Es fácil entender que las distancias aminoren los efectos dramáticos de cualquier noticia; pero a mí, después de la tan discutida intervención militar de occidente en aquel país, lo que está sucediendo en Afganistán me indigna. Las mujeres han vuelto a la irrelevancia, a la absoluta dependencia de los hombres, a continuar siendo ciudadanas de segunda categoría, sin derecho alguno a la educación universitaria. Han sido una vez más condenadas a la oscuridad, a no poder tener mayor aspiración en esta vida que la de ser esposas y madres sumisas. A la mitad de los seres humanos que habitan un país, que cuenta con aproximadamente cuarenta millones de habitantes, se le han cerrado por completo una vez más las puertas de los derechos humanos.

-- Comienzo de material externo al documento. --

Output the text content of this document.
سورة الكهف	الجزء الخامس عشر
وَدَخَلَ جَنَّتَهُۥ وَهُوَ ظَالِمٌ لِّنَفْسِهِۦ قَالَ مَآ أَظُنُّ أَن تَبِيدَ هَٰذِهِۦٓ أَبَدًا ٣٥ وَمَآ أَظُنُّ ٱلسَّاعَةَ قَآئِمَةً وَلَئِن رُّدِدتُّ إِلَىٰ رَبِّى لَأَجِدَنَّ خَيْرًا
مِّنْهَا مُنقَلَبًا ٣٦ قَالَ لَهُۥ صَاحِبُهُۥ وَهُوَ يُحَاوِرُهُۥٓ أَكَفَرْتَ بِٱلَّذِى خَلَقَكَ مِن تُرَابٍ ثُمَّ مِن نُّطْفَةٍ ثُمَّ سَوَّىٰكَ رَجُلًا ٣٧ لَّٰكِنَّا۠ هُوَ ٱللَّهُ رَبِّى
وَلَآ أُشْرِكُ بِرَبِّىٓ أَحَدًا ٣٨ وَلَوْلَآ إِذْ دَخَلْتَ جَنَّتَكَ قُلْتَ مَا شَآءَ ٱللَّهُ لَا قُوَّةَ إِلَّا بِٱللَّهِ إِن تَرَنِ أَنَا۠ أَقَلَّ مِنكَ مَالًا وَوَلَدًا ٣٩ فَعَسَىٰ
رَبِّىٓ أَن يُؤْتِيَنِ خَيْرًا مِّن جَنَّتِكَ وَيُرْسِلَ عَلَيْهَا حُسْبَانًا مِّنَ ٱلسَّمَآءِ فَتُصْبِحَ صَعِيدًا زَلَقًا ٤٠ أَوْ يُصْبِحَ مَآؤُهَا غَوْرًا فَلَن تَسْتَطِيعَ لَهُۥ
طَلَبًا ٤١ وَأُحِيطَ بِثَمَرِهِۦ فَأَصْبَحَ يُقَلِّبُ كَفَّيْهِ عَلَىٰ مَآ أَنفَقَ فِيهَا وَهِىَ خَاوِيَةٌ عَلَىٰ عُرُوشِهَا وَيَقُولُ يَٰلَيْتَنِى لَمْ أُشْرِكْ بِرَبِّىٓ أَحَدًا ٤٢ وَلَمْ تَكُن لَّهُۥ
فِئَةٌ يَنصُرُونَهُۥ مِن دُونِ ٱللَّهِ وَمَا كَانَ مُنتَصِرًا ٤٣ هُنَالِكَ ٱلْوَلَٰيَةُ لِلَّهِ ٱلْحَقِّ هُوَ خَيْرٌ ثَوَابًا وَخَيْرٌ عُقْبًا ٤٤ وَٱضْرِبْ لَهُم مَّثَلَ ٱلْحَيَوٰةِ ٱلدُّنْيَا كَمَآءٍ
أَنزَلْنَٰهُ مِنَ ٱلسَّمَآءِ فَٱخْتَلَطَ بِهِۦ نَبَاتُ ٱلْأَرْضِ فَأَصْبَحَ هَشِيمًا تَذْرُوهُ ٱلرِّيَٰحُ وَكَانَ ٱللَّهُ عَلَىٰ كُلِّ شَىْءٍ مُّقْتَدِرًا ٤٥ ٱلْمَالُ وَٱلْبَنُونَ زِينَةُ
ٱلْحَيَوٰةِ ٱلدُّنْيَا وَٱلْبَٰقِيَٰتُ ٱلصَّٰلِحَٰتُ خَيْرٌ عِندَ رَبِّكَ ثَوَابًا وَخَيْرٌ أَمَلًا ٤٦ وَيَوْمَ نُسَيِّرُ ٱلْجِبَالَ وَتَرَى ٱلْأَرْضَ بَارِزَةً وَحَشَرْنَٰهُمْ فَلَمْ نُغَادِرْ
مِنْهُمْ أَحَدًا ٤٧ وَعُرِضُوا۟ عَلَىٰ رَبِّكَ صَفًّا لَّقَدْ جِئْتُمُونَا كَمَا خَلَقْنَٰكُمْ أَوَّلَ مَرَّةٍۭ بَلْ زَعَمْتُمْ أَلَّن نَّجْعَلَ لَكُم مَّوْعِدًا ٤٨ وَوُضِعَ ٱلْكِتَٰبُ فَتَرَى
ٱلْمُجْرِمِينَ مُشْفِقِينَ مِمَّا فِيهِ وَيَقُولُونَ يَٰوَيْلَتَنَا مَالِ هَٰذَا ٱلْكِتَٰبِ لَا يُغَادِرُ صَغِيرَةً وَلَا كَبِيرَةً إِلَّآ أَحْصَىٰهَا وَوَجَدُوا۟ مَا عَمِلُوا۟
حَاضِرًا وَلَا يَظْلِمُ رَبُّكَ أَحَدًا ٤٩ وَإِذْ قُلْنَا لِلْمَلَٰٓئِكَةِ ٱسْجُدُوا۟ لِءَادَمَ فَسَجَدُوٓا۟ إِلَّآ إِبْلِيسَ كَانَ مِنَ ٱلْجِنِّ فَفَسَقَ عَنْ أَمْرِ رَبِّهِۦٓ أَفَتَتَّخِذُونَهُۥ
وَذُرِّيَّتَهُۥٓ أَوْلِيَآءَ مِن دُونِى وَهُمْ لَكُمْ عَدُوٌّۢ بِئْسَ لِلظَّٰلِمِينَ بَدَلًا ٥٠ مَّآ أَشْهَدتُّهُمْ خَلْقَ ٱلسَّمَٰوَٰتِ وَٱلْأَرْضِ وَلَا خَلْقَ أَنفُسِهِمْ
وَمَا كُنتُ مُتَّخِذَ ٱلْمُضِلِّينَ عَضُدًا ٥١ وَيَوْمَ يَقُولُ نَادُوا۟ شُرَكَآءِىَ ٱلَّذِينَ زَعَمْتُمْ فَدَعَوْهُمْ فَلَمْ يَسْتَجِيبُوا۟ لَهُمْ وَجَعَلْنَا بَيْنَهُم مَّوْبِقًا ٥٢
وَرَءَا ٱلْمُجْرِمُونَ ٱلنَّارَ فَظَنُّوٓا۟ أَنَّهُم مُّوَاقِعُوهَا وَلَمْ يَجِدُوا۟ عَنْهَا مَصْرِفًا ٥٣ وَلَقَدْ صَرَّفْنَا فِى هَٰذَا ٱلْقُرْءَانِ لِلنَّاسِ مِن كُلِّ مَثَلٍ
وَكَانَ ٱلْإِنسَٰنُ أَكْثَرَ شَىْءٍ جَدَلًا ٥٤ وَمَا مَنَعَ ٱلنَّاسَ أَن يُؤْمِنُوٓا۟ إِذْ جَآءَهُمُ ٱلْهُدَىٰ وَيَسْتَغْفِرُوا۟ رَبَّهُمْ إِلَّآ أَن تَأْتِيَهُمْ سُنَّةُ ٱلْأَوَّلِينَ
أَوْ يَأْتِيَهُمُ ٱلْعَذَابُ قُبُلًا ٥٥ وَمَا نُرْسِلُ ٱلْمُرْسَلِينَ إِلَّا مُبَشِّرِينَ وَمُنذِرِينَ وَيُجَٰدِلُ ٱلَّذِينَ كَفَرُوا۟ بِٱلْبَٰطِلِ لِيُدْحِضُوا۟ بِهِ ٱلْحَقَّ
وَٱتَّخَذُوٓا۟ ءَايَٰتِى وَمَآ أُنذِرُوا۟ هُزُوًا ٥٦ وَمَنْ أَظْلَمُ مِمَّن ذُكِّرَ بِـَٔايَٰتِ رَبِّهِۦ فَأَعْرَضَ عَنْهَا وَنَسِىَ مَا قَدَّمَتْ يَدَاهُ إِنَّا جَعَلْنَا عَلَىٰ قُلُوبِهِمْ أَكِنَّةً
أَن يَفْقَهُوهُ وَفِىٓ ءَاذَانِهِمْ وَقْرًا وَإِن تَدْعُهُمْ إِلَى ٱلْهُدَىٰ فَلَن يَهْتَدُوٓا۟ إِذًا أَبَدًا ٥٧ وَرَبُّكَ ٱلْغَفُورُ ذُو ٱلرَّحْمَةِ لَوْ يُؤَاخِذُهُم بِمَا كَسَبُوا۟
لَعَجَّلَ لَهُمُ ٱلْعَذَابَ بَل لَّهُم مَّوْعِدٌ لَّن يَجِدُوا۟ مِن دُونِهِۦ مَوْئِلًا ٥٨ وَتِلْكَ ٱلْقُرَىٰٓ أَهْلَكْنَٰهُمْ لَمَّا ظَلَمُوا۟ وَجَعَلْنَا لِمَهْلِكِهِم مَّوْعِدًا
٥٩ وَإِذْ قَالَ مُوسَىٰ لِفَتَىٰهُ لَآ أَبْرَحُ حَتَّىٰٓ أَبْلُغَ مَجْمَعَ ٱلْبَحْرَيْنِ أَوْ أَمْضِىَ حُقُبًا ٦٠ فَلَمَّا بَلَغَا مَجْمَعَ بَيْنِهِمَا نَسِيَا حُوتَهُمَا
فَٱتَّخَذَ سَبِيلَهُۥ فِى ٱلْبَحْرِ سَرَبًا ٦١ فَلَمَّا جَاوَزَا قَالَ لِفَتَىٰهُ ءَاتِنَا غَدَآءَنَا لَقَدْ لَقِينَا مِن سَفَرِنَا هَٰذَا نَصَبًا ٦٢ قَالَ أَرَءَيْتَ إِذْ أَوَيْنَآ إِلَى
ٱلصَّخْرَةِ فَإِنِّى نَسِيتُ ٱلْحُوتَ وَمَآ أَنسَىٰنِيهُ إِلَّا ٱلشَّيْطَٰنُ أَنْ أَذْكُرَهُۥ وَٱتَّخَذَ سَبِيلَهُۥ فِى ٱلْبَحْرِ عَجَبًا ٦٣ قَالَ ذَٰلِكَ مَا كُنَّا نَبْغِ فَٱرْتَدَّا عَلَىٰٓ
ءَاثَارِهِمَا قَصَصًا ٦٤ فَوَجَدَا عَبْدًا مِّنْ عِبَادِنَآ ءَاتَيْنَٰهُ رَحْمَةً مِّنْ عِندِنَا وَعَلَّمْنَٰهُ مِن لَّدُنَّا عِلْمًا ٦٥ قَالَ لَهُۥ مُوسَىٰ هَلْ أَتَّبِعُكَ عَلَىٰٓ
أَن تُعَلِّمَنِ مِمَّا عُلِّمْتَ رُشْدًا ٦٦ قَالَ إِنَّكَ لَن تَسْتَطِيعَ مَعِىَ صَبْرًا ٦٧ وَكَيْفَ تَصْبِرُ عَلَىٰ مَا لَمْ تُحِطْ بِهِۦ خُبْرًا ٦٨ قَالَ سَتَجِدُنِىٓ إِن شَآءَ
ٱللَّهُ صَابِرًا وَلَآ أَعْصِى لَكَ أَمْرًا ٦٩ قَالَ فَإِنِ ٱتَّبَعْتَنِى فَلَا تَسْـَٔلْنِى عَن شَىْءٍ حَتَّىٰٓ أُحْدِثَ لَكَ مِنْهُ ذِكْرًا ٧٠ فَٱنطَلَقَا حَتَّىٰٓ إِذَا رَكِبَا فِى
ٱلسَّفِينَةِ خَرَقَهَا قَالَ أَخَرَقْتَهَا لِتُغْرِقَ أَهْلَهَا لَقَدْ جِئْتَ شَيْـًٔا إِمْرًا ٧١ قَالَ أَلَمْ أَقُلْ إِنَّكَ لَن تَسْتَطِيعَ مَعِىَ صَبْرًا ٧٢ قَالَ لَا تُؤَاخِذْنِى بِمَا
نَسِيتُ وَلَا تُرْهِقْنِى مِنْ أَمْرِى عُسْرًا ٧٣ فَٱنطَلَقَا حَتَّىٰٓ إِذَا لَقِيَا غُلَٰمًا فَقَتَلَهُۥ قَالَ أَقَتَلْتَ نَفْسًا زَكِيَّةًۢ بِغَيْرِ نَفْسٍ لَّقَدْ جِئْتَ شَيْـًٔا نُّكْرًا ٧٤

Pero a nuestro alrededor, quiero decir en occidente, no se oye ni una voz ni media de protesta, más allá de alguna condena de carácter oficial de esas que forman parte de la agenda de las organizaciones internacionales. Las sociedades occidentales, las opiniones públicas de los países del primer mundo guardan un absoluto silencio, como si aquel drama nada tuviera que ver con nosotros. Están muy lejos, pertenecen a una cultura que no entendemos y, como consecuencia, parece como si se tratara de un problema que no nos afecta.
Durante la ocupación de Afganistán hubo un cierto resurgir de los derechos de las mujeres afganas, que el optimismo de algunos hizo creer que había llegado para quedarse. Se pensaba entonces que, aunque los talibanes volvieran algún día al poder, no se atreverían a privar a la mitad de la población de lo que habían empezado a disfrutar. Incluso en los primeros meses, tras la retirada de las tropas occidentales, dio la sensación de que estaban respetando el statu quo. Pero lamentablemente aquello no fue más que un espejismo pasajero, porque el fanatismo religioso ha vuelto muy pronto a hacer de las suyas.
Lo peor de todo este asunto es que no tiene solución. Porque no creo que occidente vuelva a involucrase en una guerra impopular como fue aquella, una invasión que durante unos años se mantuvo en un equilibrio inestable, hasta que no hubo más remedio que ordenar la retirada. Los talibanes habían perdido algunas batallas, pero al final ganaron la guerra. Como consecuencia, las mujeres afganas volvieron al pozo oscuro al que la civilización en la que han nacido las ha condenado.
Insisto en que mí lo que me sorprende es el absoluto silencio de nuestras sociedades, que parecen ignorar la situación. No puedo entender cómo occidente se ha olvidado de las afganas, cuya condena a la insignificancia social no ocupa ni media página en los medios de comunicación ni media frase en los discursos de los dirigentes, incluyendo en ellos al papa de Roma. Se ignora por completo que se trata de un auténtico genocidio intelectual.
Como me ocurre
tantas veces en este blog, la indignación me lleva en ocasiones a escribir reflexiones para desahogarme. Pero lo malo es que en este caso ni siquiera lo consigo, porque sé que en el mundo existen demasiadas afganas y demasiados talibanes.